The tax-exempt market was weaker, following Treasuries, as resistance against record low yields forced prices lower.

Traders said that while yields were higher, activity was still slower than usual.

“It’s quiet,” a New York trader said. “Munis are off. It’s weaker and slow.”

Indeed, munis were weaker Tuesday morning, according to the Municipal Market Data scale. Yields inside six years were steady while yields outside seven years rose as much as three basis points.

On Monday,  the 10-year yield finished at 1.71% for the second session, 11 basis points above its record low of 1.60% set July 26. The 30-year yield closed at 2.87% for the second session, eight basis points off its record low yield of 2.79% set July 25. The two-year was steady at 0.29% for the eighth consecutive session.

Treasuries were much weaker. The benchmark 10-year yield jumped seven basis points to 1.63% while the 30-year yield spiked up eight basis points to 2.73%. The two-year yield increased two basis points to 0.27%.

In the primary market, Bank of America Merrill Lynch is expected to price its second day of retail of $850 million of New York City Transitional Finance Authority future tax-secured bonds and subordinate bonds, rated Aa1 by Moody's Investors Service and AAA by Standard & Poor's and Fitch Ratings.
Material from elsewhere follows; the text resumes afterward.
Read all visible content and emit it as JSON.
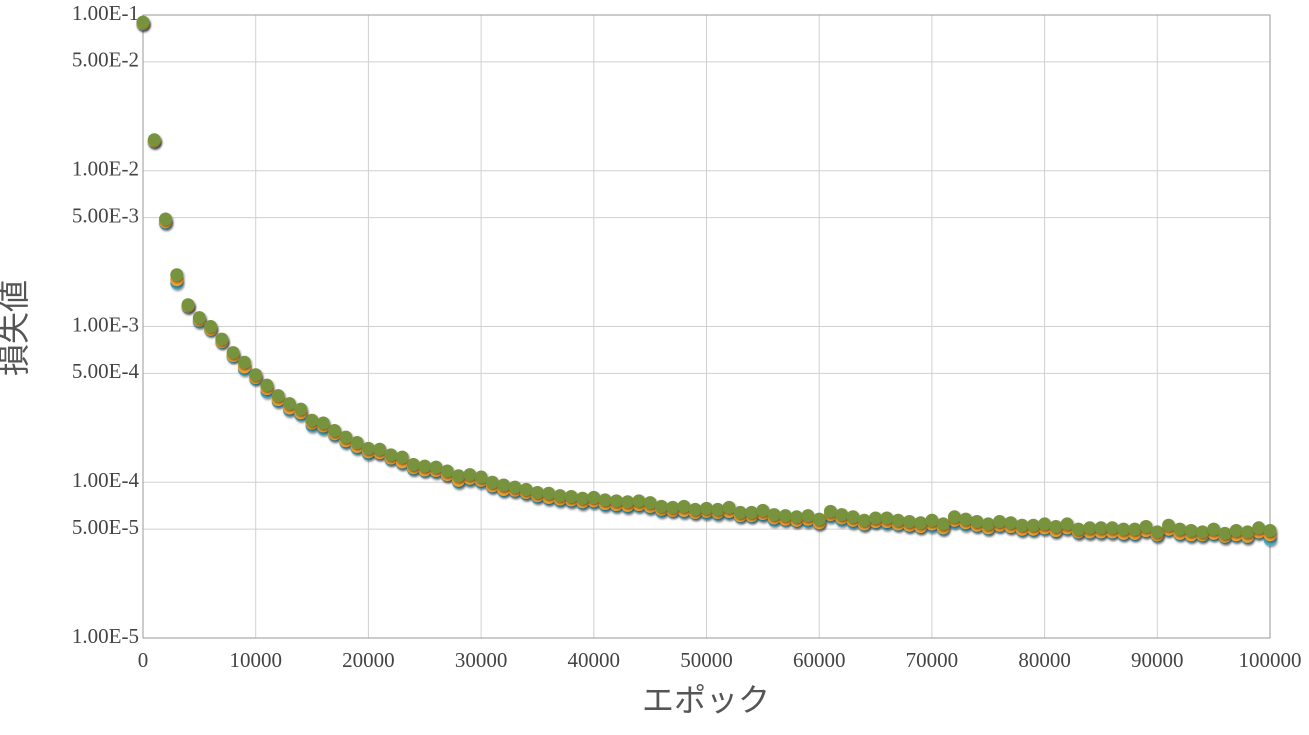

In the first day of retail on Monday, yields on the first series, $100 million of subordinate bonds, ranged from 0.48% with 2% and 4% coupons in a split 2015 maturity to 2.46% with a 2.5% coupon in 2026. Credits maturing in 2014 were offered via sealed bid. The bonds are callable at par in 2022.

Yields on the second series, $750 million of future tax-secured subordinate bonds, ranged from 0.53% with a 5% coupon in 2015 to 3% priced at par in 2032. Bonds maturing in 2013 and 2014 were offered via sealed bid. Credits maturing between 2024 and 2027 and between 2029 and 2031 were not offered for retail. The bonds are callable at par in 2022.

In the competitive market, Washington is expected to auction $788.7 million of general obligation and refunding bonds in three series – $338.7 million, $364.6 million, and $85.4 million. The bonds are rated Aa2 by Moody’s.

Minnesota is expected to issue $658.5 million of GO bonds in three pricings – $422 million, $234 million, and $2.5 million. The credit is rated Aa1 by Moody’s and AA-plus by Standard & Poor’s.